Prédicateur : Abbé Patrick Werth
Date : 11 novembre 2012
Lieu : Eglise Sainte-Marie, Bienne
Type : radio
« Charité bien ordonnée commence par soi-même » dit le bon sens populaire. On peut donc en déduire que la veuve que nous découvrons dans l’évangile d’aujourd’hui n’est pas raisonnable. On peut aussi en déduire que Jésus lui-même n’est pas raisonnable. Et c’est juste. Le simple bon sens n’est vraiment pas le souci principal de Jésus. Lui aimerait nous entraîner plus loin, parfois beaucoup plus loin que là où nous aimerions aller. Si la méditation sur un texte biblique ne s’arrête pas à une petite leçon de morale, où donc Jésus aimerait-il nous amener aujourd’hui ?
Beaucoup d’entre nous sommes probablement effrayés des formes que peut prendre l’individualisme contemporain.
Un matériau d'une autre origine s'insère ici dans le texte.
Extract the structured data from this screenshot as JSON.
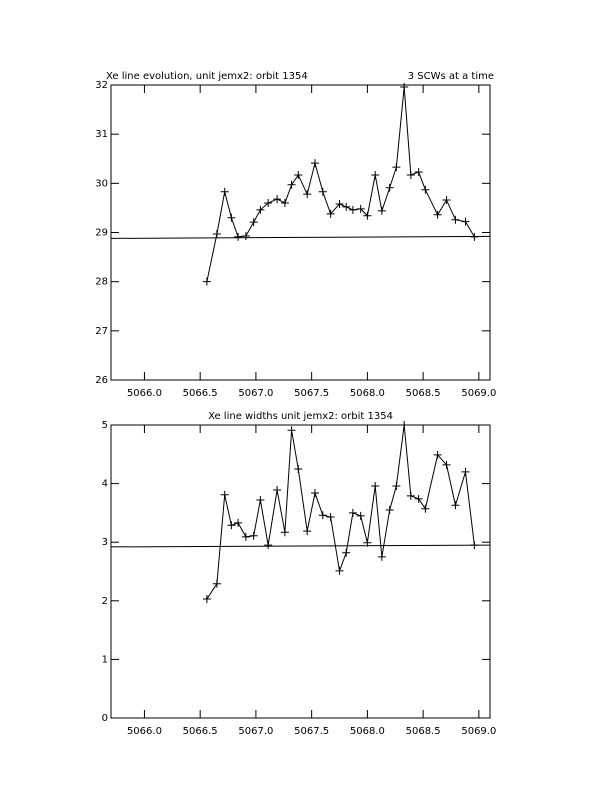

Passe encore que chacun fasse ce qu’il veut. Mais non seulement chacun veut faire ce qu’il veut, chacun veut encore être compris et accepté. Très peu de personnes réalisent l’importance d’être contrariées, dérangées. C’est pourtant bien ce que Jésus fait avec nous. Il est assis au bord du chemin sur lequel nous passons tout stressés comme toujours et soudain, il nous dit quelque chose. Il nous dit quelque chose qui nous oblige à une réaction, ne serait-ce que parce que la plupart d’entre nous allons au moins le regarder, ne serait-ce que parce que le regard de la plupart d’entre nous va être dévié.
En quoi Jésus veut-il dévier le regard d’incompréhension que nous portons sur l’attitude déraisonnable de cette veuve ? Quel est le ressort de l’attitude de cette femme pauvre ? Est-ce que ça pourrait être la générosité ? Et quand la générosité est authentique – et c’est bien là-dessus que Jésus insiste – qu’est-ce que c’est d’autre, sinon une ouverture aux autres ? A une société individualiste où chacun a tendance à se refermer sur ses envies, Jésus propose peut-être de lui demander où elle va.
L’Eglise a donné au 32e dimanche du temps ordinaire – comme ce dimanche s’appelle de manière fort peu poétique -, l’Eglise lui a donné une couleur – et je ne choisis pas le mot par hasard -, l’Eglise en a fait le Dimanche des peuples et le Dimanche des peuples, c’est toujours aussi une réflexion sur l’immigration.
Il n’est pas question ici de sous-estimer les problèmes qu’une petite partie des immigrés cause à l’ensemble de la population. Mais il n’est pas non plus question ici de sous-estimer tout ce que les immigrés ont donné et donnent encore à ce pays.
Au-delà des habitudes de vie des immigrés qui dérangent parfois et parfois même beaucoup, nous devons découvrir l’essentiel. Et c’est quoi cet essentiel ? Cet essentiel, c’est la pulsion de vie qui prend sa source dans la vie de famille, dans la vie de groupe et souvent aussi – notre communauté biennoise en est un bon exemple – dans la vie de foi.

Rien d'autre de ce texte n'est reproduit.